グングニルを1本入れた場合の連続攻撃回数の上昇率0.07と克己期待値の上昇率0.0627による寄与が大きくなる範囲があるということかと思います。

(単純に乗算比較はできないのですが、変化しない要素を無視すると

x: 攻撃力, y: 攻撃回数, z: 技巧期待値とすれば、ある編成から1本シュバ剣かグングニルを増やした時の攻撃力の変化量は

Δf1 = (x + 2660) * 1.12 * y * z = 1.12xyz + 2979yz

Δf2 = (x + 2132) * (y + 0.07) * (z + 0.0627)

= (x + 2132) * (yz + 0.0627y + 0.07z + 0.07*0.0627(二次の微小量なので無視する))

≒ (x + 2132) * (yz + 0.0627y + 0.07z)

= xyz + 0.0627xy + 0.07xz + 2132yz + 134y + 149z

 

Δf = Δf1 - Δf2 = 0.12xyz + 847yz - 134y - 149z - 0.0627xy - 0.07xz

となり、xがだいたい3万〜6万程度、yとzが1.0 ~ 1.5の範囲であることを考えると、

各項の変化範囲は(正しい書き方ではありませんが)

Δf = (3000 ~ 7000) + (847 ~ 2000) - (134 ~ 200) - (149 ~ 223) - (1800 ~ 5600) - (2100 ~ 6300)

という感じになるので、(特に攻撃力や連続攻撃率、期待攻撃回数が高いほど)右辺第5~6項が大きくなっていき、Δfが負 => グングニルを1本増やした時の寄与のが大きいという状況が生まれやすいのかと思います。
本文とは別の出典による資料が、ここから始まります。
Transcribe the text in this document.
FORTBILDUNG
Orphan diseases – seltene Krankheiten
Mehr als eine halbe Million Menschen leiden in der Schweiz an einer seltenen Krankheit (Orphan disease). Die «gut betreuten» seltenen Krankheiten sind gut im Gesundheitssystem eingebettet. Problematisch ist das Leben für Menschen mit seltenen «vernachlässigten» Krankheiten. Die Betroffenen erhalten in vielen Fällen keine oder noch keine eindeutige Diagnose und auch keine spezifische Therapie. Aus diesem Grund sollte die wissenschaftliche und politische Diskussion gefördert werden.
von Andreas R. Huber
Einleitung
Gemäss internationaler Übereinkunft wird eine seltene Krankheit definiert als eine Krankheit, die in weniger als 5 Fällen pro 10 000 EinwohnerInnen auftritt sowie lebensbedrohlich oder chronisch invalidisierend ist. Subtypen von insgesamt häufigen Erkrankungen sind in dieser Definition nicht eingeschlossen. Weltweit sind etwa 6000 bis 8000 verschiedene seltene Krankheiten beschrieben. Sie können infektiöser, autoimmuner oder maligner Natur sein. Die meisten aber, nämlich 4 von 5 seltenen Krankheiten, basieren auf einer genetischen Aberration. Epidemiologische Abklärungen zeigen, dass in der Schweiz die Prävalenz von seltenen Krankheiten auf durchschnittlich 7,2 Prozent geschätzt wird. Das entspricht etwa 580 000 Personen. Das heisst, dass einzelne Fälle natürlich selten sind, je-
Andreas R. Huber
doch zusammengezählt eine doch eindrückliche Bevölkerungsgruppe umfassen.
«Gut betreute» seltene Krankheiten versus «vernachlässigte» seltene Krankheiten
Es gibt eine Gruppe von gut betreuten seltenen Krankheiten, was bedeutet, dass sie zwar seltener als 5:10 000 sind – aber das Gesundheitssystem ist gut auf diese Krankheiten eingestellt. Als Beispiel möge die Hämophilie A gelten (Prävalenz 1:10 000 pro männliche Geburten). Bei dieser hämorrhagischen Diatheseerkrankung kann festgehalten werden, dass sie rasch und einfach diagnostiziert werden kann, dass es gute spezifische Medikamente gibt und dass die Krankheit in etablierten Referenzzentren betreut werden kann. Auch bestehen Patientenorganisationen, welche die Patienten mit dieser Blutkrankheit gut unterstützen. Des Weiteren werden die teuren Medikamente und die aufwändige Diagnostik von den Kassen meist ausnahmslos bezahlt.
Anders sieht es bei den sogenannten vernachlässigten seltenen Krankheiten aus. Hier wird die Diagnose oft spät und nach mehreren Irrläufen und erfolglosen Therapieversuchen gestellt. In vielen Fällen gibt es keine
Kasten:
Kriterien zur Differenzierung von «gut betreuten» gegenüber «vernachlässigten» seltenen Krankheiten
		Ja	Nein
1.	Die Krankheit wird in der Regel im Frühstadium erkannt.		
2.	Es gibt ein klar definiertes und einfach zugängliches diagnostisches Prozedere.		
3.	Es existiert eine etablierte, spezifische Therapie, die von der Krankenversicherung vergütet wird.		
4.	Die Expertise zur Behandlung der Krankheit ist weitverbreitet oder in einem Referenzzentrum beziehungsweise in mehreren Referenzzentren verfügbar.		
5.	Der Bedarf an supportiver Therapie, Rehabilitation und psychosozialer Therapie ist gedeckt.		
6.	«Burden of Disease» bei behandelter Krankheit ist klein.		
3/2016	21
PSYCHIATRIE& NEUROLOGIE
攻撃回数と技巧期待値どちらにも寄与する武器というのは、期待値に期待値に期待値を重ねたような手法で計算している元カレ計算機では強いと評価されやすいということですね。

結局は実際のパーティ運用を考えるところは自分でやるしかないのですが。

 

まとめ

  • 元カレ計算機での連続攻撃、技巧期待値、ダメージ等の計算は今のところ正しく行われている
  • グングニルはスキル的に強く評価されやすい構成になっている。